Step 7: Creating a React Component
Finally, here’s a client-side React component for handling user input, sending it to our API route, and displaying the assistant’s response.
'use client'
import { useState } from 'react';
import { Button } from '@/components/ui/button';
import { Textarea } from '@/components/ui/textarea';
import { Card } from '@/components/ui/card';
export default function AssistantChat() {
const [question, setQuestion] = useState('');
const [response, setResponse] = useState('');
const [loading, setLoading] = useState(false);
async function handleSubmit(e: React.FormEvent) {
e.preventDefault();
setLoading(true);
try {
const res = await fetch('/api/assistant', {
method: 'POST',
headers: { 'Content-Type': 'application/json' },
body: JSON.stringify({ question }),
});
const data = await res.json();
if (!res.ok) throw new Error(data.error);
setResponse(data.response);
} catch (error) {
console.error('Error:', error);
setResponse('Failed to get response from assistant');
} finally {
setLoading(false);
}
}
return (
<div className="n8rs-blog-content-wrapper">
<form onSubmit={handleSubmit} className="n8rs-blog-space-y-4">
<Textarea
value={question}
onChange={(e) => setQuestion(e.target.value)}
placeholder="Ask me about programming..."
className="min-h-[100px]"
/>
<Button type="submit" disabled={loading}>
{loading ? 'Getting Response...' : 'Ask Assistant'}
</Button>
</form>
{response && (
<Card className="n8rs-blog-p-4 n8rs-blog-mt-4">
<pre className="whitespace-pre-wrap">{response}</pre>
</Card>
)}
</div>
);
}
Best Practices & Gotchas
- Keep Secrets Secret: Always store your
OPENAI_API_KEY
server-side or in an environment variable. - Clean Up Assistants: If you’re creating ephemeral assistants, remember to
delete
them after use. - Handle Errors & Retries: In production, implement robust error handling. The “while queued” approach works for short waits, but for heavier loads, consider more sophisticated solutions.

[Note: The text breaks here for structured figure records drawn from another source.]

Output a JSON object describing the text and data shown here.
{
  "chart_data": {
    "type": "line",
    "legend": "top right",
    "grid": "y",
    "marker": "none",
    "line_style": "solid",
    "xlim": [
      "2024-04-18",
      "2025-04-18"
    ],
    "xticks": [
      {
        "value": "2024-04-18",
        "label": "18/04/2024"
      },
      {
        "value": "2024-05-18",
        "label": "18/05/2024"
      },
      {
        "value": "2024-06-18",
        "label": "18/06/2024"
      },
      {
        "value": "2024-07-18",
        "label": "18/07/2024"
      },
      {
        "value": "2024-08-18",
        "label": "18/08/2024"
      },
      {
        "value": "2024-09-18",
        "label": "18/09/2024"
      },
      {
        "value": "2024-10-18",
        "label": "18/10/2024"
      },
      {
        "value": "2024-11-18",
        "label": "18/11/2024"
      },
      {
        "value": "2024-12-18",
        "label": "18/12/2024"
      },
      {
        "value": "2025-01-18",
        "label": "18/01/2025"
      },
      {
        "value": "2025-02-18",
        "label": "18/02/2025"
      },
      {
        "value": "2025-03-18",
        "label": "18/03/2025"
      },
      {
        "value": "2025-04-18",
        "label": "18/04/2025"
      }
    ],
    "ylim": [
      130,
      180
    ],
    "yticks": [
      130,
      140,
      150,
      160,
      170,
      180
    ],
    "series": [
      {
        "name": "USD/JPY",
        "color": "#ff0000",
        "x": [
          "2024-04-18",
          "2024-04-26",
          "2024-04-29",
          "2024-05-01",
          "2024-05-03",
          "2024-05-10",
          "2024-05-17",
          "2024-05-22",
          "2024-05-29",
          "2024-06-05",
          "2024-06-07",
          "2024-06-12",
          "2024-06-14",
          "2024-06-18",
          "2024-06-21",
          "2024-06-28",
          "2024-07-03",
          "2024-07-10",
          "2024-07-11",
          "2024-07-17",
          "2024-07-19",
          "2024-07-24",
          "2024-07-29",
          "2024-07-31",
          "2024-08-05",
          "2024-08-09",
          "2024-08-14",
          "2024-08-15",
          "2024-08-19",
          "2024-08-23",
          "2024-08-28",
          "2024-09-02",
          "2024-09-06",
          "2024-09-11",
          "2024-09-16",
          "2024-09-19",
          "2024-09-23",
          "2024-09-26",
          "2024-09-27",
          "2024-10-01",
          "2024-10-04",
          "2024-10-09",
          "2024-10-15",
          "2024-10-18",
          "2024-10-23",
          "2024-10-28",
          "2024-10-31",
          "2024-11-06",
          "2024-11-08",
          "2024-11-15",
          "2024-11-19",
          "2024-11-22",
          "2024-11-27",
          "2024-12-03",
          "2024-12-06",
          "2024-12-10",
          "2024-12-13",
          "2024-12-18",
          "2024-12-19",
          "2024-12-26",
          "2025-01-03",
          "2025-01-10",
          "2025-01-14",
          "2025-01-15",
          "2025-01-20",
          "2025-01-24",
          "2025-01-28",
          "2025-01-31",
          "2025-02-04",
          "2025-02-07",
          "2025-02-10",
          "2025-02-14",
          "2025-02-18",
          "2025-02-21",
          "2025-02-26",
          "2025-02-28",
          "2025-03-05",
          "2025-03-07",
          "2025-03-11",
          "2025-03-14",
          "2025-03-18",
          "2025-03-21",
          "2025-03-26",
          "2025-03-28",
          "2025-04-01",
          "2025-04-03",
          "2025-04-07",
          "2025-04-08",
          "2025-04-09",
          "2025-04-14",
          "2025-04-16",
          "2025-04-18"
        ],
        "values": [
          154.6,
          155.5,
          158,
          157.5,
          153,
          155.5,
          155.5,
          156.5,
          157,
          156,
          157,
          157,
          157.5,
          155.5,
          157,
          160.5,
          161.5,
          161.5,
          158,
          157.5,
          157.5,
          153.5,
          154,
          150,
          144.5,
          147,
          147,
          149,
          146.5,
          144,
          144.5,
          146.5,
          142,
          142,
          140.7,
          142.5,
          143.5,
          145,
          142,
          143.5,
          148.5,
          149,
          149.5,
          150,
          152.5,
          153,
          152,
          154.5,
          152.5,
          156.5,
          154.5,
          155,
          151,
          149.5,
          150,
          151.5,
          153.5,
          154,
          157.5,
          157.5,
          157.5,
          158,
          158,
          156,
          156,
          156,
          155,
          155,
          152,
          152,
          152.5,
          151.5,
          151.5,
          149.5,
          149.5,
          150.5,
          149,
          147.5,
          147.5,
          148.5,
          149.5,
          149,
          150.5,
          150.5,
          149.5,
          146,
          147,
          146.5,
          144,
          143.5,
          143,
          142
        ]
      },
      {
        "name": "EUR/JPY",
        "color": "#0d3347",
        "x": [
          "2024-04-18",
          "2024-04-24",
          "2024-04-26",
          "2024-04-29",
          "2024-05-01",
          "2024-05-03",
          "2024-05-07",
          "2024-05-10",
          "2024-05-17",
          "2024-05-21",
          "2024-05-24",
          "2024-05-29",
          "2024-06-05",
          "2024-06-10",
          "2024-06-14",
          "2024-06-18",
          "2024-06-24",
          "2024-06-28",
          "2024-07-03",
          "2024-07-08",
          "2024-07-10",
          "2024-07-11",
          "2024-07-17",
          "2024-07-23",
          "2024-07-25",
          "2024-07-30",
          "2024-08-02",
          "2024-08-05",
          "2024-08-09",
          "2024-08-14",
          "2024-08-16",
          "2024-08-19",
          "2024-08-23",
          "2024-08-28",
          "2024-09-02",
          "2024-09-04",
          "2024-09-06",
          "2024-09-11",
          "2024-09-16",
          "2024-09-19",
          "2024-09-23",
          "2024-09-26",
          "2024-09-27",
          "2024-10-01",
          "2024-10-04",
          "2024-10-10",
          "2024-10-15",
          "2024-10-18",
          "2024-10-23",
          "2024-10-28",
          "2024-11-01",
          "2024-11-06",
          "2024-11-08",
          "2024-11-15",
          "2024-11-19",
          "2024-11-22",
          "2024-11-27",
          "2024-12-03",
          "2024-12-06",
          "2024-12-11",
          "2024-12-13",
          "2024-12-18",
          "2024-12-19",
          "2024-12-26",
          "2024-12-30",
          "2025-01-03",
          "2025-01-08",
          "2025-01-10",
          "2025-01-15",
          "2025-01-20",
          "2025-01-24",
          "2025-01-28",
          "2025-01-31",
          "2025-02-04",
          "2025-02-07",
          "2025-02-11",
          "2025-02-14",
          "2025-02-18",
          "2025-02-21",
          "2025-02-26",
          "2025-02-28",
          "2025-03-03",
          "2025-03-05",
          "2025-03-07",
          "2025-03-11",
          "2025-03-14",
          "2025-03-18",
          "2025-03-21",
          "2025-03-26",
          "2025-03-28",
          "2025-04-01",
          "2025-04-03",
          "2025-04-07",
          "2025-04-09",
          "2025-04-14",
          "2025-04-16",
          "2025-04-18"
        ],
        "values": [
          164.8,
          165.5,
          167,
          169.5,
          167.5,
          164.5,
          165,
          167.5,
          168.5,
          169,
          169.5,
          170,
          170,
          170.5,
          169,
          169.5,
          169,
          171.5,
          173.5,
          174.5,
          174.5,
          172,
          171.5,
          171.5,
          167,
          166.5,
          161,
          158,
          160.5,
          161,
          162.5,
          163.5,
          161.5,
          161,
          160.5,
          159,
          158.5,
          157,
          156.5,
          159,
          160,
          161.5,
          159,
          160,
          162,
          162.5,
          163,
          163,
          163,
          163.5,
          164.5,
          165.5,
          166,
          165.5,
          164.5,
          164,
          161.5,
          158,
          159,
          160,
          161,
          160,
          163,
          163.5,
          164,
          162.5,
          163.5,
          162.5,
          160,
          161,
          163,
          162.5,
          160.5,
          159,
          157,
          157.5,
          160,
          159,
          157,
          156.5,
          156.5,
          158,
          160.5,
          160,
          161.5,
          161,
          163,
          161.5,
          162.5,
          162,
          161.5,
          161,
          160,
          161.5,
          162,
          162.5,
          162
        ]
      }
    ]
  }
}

- Function Calling: When using function calling, the assistant might return structured data that you’ll need to parse. Handle
JSON
or other outputs accordingly. See the official docs for examples. - Data Privacy: OpenAI may log API requests for improvements. If you’re working with sensitive data, review OpenAI’s data usage policies.
Conclusion
That’s it! By following these steps, you can create conversational assistants that maintain state through threads, utilize powerful tools like the Code Interpreter, and incorporate advanced features like Function Calling.
I hope this guide helps you get started with OpenAI’s new Assistants API. If you run into any issues, feel free to reach out or post a comment. Let’s build some incredible AI-powered applications together!